La question qui se pose alors est de savoir si, en dehors de l’encadrement légal des volontés, le juge peut venir modifier le contrat conclu entre les parties. Peut-il venir remettre en cause leurs volontés souveraines donnant force obligatoire au contrat ?
En principe, le juge n’est pas censé s’immiscer dans le contrat, qui s’impose à lui, mais la pratique tend à lui accorder de plus en plus la possibilité de le faire.
Alors bien que l’intangibilité du contrat soit le principe, elle connait quelques atténuations cependant contrôlées.

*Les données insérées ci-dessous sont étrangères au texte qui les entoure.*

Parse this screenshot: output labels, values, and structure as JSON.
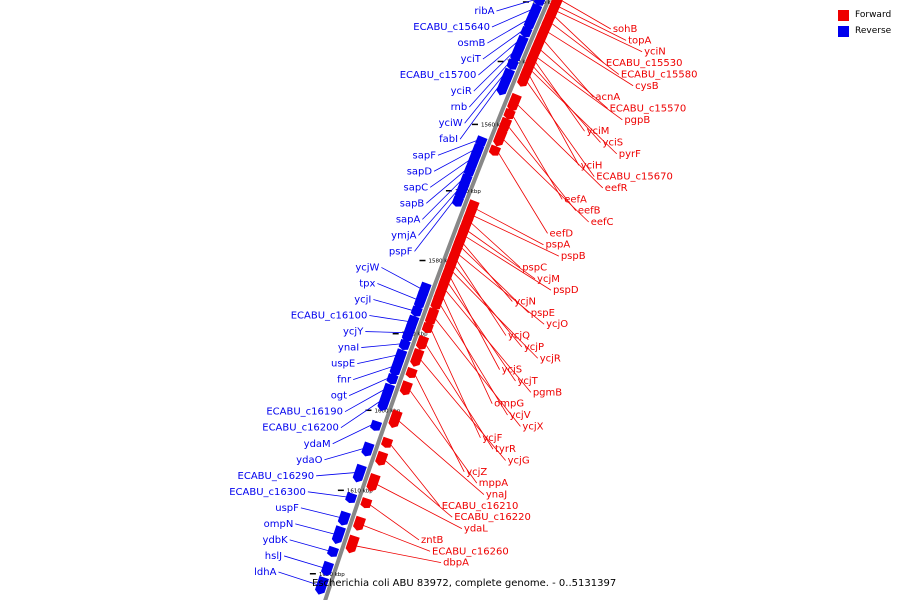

I. La soumission du juge au principe d’intangibilité du contrat
Le principe d'intangibilité du contrat fortement ancré en droit français empêche toute modification par le juge, celui-ci peut toutefois l'interpréter en cas d'obscurité des termes. Les individus étant libres, ils ne peuvent être tenus d'obligations que parce qu'ils les ont eux mêmes voulues. C'est le principe de la force obligatoire du contrat. Comme l’illustre l'article 1134 du Code Civil français: "les conventions légalement formées tiennent lieu de loi à ceux qui les ont faites" en conséquence, seules les parties peuvent modifier l'étendue de leurs engagements, mais il faut l'accord de toutes les parties présentes au contrat initial pour pouvoir le modifier et apporter des dispositions contractuelles nouvelles.
De plus, ce contrat s'impose au juge qui s'interdit d'en modifier les stipulations contractuelles même si les circonstances économiques ont changé et engendrés des situations inéquitables. Le juge doit donc faire appliquer le contrat, il s'interdit d'en dénaturer les clauses, même si les termes employés sont obscurs, ambigus ou incomplets.
Dans la pureté des principes, toute révocation ou modification du contrat ne peuvent être que le fait des parties. En ce cas, le juge est impuissant à modifier le contrat, c.-à-d. à ajouter à celui-ci des obligations envers l’une ou l’autre des parties ou bien à en modifier les termes principaux. Bien entendu, à ce principe de base, une multitude d’atteintes à cette force obligatoire sont posées.
II. La révision pour cause d'imprévision
Si les principes d'autonomie de la volonté et de force obligatoire du contrat empêchent en principe la révision du contrat, il existe toutefois des cas particuliers extrêmement encadrés ou cela demeure possible.
Sauf cas exceptionnel, le juge ne peut pas réviser le contrat conclu par les parties. La force obligatoire du contrat lui confie un caractère intangible. Il est donc impossible de concevoir une reformulation du contrat par le juge.
Cette hypothèse serait une atteinte à un autre principe consacré par la philosophie des lumières à savoir l'autonomie de la volonté.
Que dire de la sécurité juridique d'une nation dont le juge, détenteur suprême du pouvoir de sanction pourrait modifier à sa guise des conventions reposant sur la volonté suprême des parties. Déjà reconnue en droit Romain, "pacta sunt servanda", la notion de contrat ne supporte aucun avilissement, il existe pourtant des exceptions au principe d'impossibilité de révision du contrat mais ces dernières sont largement encadrées.
Ces précautions peuvent revêtir deux formes, tout d'abord celles encadrées par la loi et celle insérées dans la lettre du contrat.
Le juge peut intervenir dans deux cas précis, soit il peut si la situation l'impose, accorder un droit de grâce au débiteur, soit il doit protéger le consommateur des clauses abusives présentes lors de la manifestation d'un déséquilibre économique entre les deux parties au contrat.
Les cocontractants prévoyants peuvent intégrer dans le champ contractuel des clauses visant à limiter les risques liés à l'imprévision de la situation économique et sociale future au contrat. Ils peuvent tout d'abord décider d'indexer leurs prix sur un indice par exemple ou encore intégrer une clause de sauvegarde au contrat. Dans le dernier cas les juges peuvent jouer un rôle clef lors de la renégociation du contrat.